Sunday, December 16, 2012

One Step Forward, Two Back

Okay, in all honesty I'm having a whiny weekend, one of those downer times that we all have occasionally.  Some would classify it as having the blues, or perhaps being a bit depressed.  For we women, or at least for me, it's the tear ducts easily spilling forth. 

I don't know exactly what started this crash off, other than a few days ago I noticed that the hair on my legs (yes, I've been rather lazy in shaving of late, got accustomed for many months of having no hair growth whatsoever, and now that it's winter and long pants' season, well...)

anyway, the hair growth stops where the top of my pull-up socks would start. 

Interesting, thought I.  This is the area of my lower legs/feet where I have the nerve damage.  Interesting that there is little, to no, hair growth there where before there was. 

This is visual confirmation of what is happening down below.  My feet look normal, but they are hurting 24/7.  I have to take medication (gabapentin) around the clock to control the pain, which for the most part during the day works.  I'm functional and no one looking at me would know of my problem.  However, at night the pain is more noticeable to me.  I have to take narcotic pain medication to sleep at night.  Friday night, after a long day, and being tired, I awoke in the middle of the night because of the burn.  Not an excruciating pain by any means, but enough discomfort to keep me awake for a couple hours.  I knew that what I had taken earlier had worn off, and I absolutely refuse to take anything other than a bit to allow me get to dreamland. 
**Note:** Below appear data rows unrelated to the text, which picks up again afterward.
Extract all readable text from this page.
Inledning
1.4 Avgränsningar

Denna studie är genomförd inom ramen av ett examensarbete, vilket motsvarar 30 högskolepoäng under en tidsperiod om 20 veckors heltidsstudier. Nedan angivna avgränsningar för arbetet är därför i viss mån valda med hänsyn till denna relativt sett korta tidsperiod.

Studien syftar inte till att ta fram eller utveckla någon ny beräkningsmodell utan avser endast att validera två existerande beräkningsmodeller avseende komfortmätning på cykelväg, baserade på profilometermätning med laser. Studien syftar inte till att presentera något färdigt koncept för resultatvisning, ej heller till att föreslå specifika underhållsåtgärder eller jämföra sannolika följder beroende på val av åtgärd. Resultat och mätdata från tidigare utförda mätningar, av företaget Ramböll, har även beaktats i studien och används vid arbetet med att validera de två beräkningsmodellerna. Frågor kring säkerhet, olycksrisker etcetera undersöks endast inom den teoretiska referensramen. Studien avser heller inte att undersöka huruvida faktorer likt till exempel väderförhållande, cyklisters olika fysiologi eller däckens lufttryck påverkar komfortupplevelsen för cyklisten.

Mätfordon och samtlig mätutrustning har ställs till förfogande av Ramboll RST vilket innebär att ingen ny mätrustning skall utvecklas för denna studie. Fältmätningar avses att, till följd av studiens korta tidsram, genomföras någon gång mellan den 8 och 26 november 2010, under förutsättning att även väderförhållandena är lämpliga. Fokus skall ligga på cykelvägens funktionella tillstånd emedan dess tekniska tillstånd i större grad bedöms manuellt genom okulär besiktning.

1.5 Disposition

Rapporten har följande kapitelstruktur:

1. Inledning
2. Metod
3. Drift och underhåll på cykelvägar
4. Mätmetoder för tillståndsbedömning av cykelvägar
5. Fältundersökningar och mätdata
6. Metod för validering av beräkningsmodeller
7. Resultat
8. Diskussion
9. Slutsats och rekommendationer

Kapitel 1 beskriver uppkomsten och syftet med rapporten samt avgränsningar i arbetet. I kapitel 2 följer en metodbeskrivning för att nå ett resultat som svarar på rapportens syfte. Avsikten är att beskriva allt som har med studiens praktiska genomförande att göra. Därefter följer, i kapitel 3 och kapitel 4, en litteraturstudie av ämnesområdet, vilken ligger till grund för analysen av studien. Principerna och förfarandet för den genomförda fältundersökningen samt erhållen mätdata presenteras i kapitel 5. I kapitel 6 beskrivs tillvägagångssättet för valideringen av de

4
I was in tears, not because of the discomfort, but because I am discouraged.  Why?  I have gone through the awfulness of chemo and now I have this residual chronic pain syndrome because of the chemo drugs.  Why was I one of the "lucky" ones to have nerve damage? 

I read on the internet that as much as 15-40% (depending on which site is referenced) of cancer patients experience some level of nerve damage.

That's actually a lot, in my book of thinking.

Why, does it not lift by now? 

Will it refuse to lift in the future?

Is this my future?  Chronic pain? 

I've been fighting the tears for a couple days.  My guys are oblivious of this latest struggle because I hide it, well Jared who is the most sensitive, picks up on it, but the others....

I feel like I should be back to normal, and I think that they expect me to be back to normal.  I'm not there.  I may never be there.  This cancer struggle keeps on...

I was at church today and one of the good sisters gave me a hug post sacrament meeting.  The two of us never did make it to SS.  We talked, cried, cried some more.  I think I needed her to myself today.  She understands, not that she has been through cancer (well, her sister has of recent), but she has chronic pain.  I'm grateful that she was there for me today. 

As I told my friend, I will pull myself up and climb out of my blueness abyss.

I need to count my blessings more, and they are many, truly.